I came across several SO questions regarding specific aspects of improving the turn-on time of C ++ projects with C ++ support recently (for example, βAt what level should I distribute my build process?β Or βcmake rebuild_cache only for a subdirectory?β ) I was wondering if there is a more general guide using the specific features of CMake suggestions.

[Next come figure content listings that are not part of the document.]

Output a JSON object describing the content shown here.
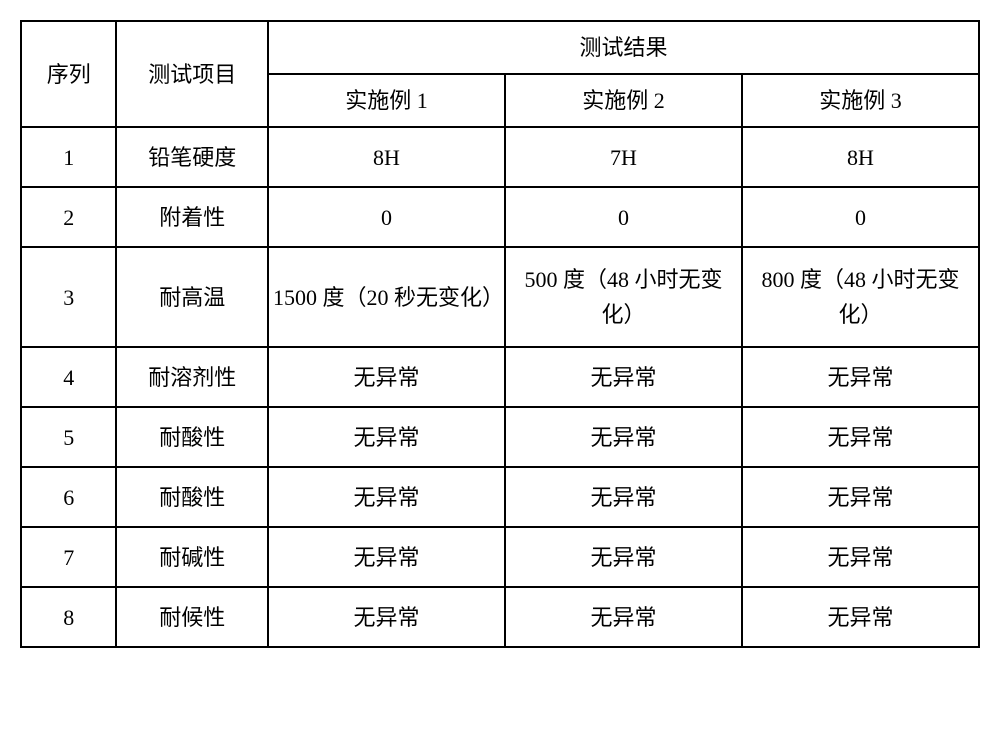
{
  "table": {
    "columns": {
      "seq": "序列",
      "item": "测试项目",
      "result_header": "测试结果",
      "sub1": "实施例 1",
      "sub2": "实施例 2",
      "sub3": "实施例 3"
    },
    "rows": [
      {
        "seq": "1",
        "item": "铅笔硬度",
        "r1": "8H",
        "r2": "7H",
        "r3": "8H"
      },
      {
        "seq": "2",
        "item": "附着性",
        "r1": "0",
        "r2": "0",
        "r3": "0"
      },
      {
        "seq": "3",
        "item": "耐高温",
        "r1": "1500 度（20 秒无变化）",
        "r2": "500 度（48 小时无变化）",
        "r3": "800 度（48 小时无变化）"
      },
      {
        "seq": "4",
        "item": "耐溶剂性",
        "r1": "无异常",
        "r2": "无异常",
        "r3": "无异常"
      },
      {
        "seq": "5",
        "item": "耐酸性",
        "r1": "无异常",
        "r2": "无异常",
        "r3": "无异常"
      },
      {
        "seq": "6",
        "item": "耐酸性",
        "r1": "无异常",
        "r2": "无异常",
        "r3": "无异常"
      },
      {
        "seq": "7",
        "item": "耐碱性",
        "r1": "无异常",
        "r2": "无异常",
        "r3": "无异常"
      },
      {
        "seq": "8",
        "item": "耐候性",
        "r1": "无异常",
        "r2": "无异常",
        "r3": "无异常"
      }
    ],
    "border_color": "#000000",
    "background_color": "#ffffff",
    "font_size": 22,
    "col_widths": {
      "seq": 90,
      "item": 150,
      "result": 240
    }
  }
}
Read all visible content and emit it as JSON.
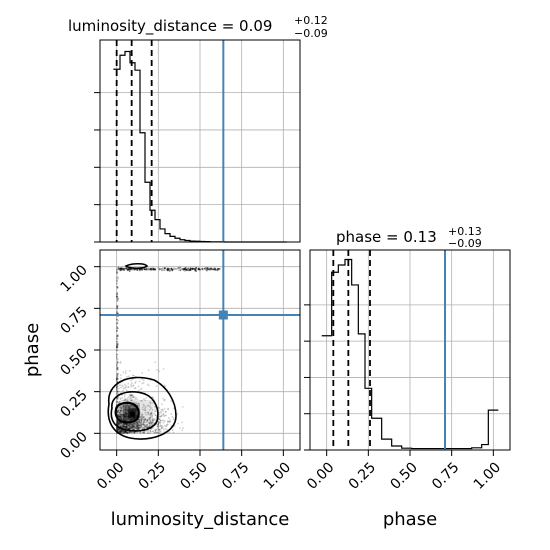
{
  "figure": {
    "x_axis_label": "luminosity_distance",
    "y_axis_label": "phase",
    "phase_axis_label": "phase"
  },
  "titles": {
    "lum": {
      "main": "luminosity_distance = 0.09",
      "sup": "+0.12",
      "sub": "−0.09"
    },
    "phase": {
      "main": "phase = 0.13",
      "sup": "+0.13",
      "sub": "−0.09"
    }
  },
  "tick_labels": {
    "x": [
      "0.00",
      "0.25",
      "0.50",
      "0.75",
      "1.00"
    ],
    "y": [
      "0.00",
      "0.25",
      "0.50",
      "0.75",
      "1.00"
    ]
  },
  "colors": {
    "truth": "#4682b4",
    "grid": "#b0b0b0",
    "hist": "#000000"
  },
  "chart_data": [
    {
      "type": "histogram",
      "panel": "luminosity_distance marginal",
      "bin_edges": [
        -0.02,
        0.02,
        0.05,
        0.08,
        0.11,
        0.14,
        0.17,
        0.2,
        0.23,
        0.26,
        0.29,
        0.32,
        0.35,
        0.38,
        0.41,
        0.44,
        0.47,
        0.5,
        0.53,
        0.56,
        0.59,
        0.62,
        0.65,
        0.68,
        0.71,
        0.74,
        0.77,
        0.8,
        0.83,
        0.86,
        0.89,
        0.92,
        0.95,
        0.98,
        1.02
      ],
      "counts": [
        925,
        1000,
        1020,
        960,
        920,
        585,
        320,
        170,
        120,
        70,
        45,
        30,
        20,
        12,
        8,
        5,
        4,
        3,
        2,
        1,
        1,
        1,
        0,
        0,
        0,
        0,
        0,
        0,
        0,
        0,
        0,
        0,
        0,
        0
      ],
      "quantiles": [
        0.0,
        0.09,
        0.21
      ],
      "truth": 0.64,
      "xlim": [
        -0.1,
        1.1
      ]
    },
    {
      "type": "histogram",
      "panel": "phase marginal",
      "bin_edges": [
        -0.03,
        0.03,
        0.07,
        0.11,
        0.15,
        0.19,
        0.23,
        0.27,
        0.33,
        0.39,
        0.45,
        0.51,
        0.57,
        0.63,
        0.69,
        0.75,
        0.81,
        0.87,
        0.93,
        0.97,
        1.03
      ],
      "counts": [
        630,
        980,
        1020,
        1050,
        910,
        640,
        340,
        175,
        60,
        22,
        10,
        8,
        8,
        8,
        8,
        8,
        8,
        12,
        30,
        220
      ],
      "quantiles": [
        0.04,
        0.13,
        0.26
      ],
      "truth": 0.71,
      "xlim": [
        -0.1,
        1.1
      ]
    },
    {
      "type": "scatter-density",
      "panel": "luminosity_distance vs phase",
      "truth": {
        "x": 0.64,
        "y": 0.71
      },
      "xlim": [
        -0.1,
        1.1
      ],
      "ylim": [
        -0.1,
        1.1
      ]
    }
  ]
}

If there is probably no cross-platform compile-time optimization, I'm mostly interested in the Visual Studio or GNU toochain approaches.

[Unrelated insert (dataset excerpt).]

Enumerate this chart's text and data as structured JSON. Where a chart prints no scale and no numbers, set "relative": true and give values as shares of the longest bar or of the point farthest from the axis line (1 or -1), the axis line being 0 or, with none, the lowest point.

And I already know and invest in recommended areas to speed up C ++ builds:
Change / optimize / fine-tune toolchain
Optimize your base / software code architecture (for example, by reducing dependencies and using clearly defined subprojects - unit tests)
Invest in the best hardware (SSD, CPU, memory)
as recommended here , here or here . Therefore, my focus on this issue is in the first place.
Plus, I know the recommendations that can be found in the CMake Wiki:
The former simply handles the basics (parallel make), the later ones mainly process the parsing of CMake files.
To make this a little more specific, if I take the CMake example from here with 100 libraries using MSYS / GNU, I got the following time measurement results
$ cmake --version cmake version 3.5.2 CMake suite maintained and supported by Kitware (kitware.com/cmake). $ time -p cmake -G "MSYS Makefiles" .. -- The CXX compiler identification is GNU 4.8.1 ... -- Configuring done -- Generating done -- Build files have been written to: [...] real 27.03 user 0.01 sys 0.03 $ time -p make -j8 ... [100%] Built target CMakeTest real 113.11 user 8.82 sys 33.08
So, I have a total of ~ 140 seconds, and my goal - admittedly for this very simple example - is to get about 10-20% of what I get with the standard settings / tools.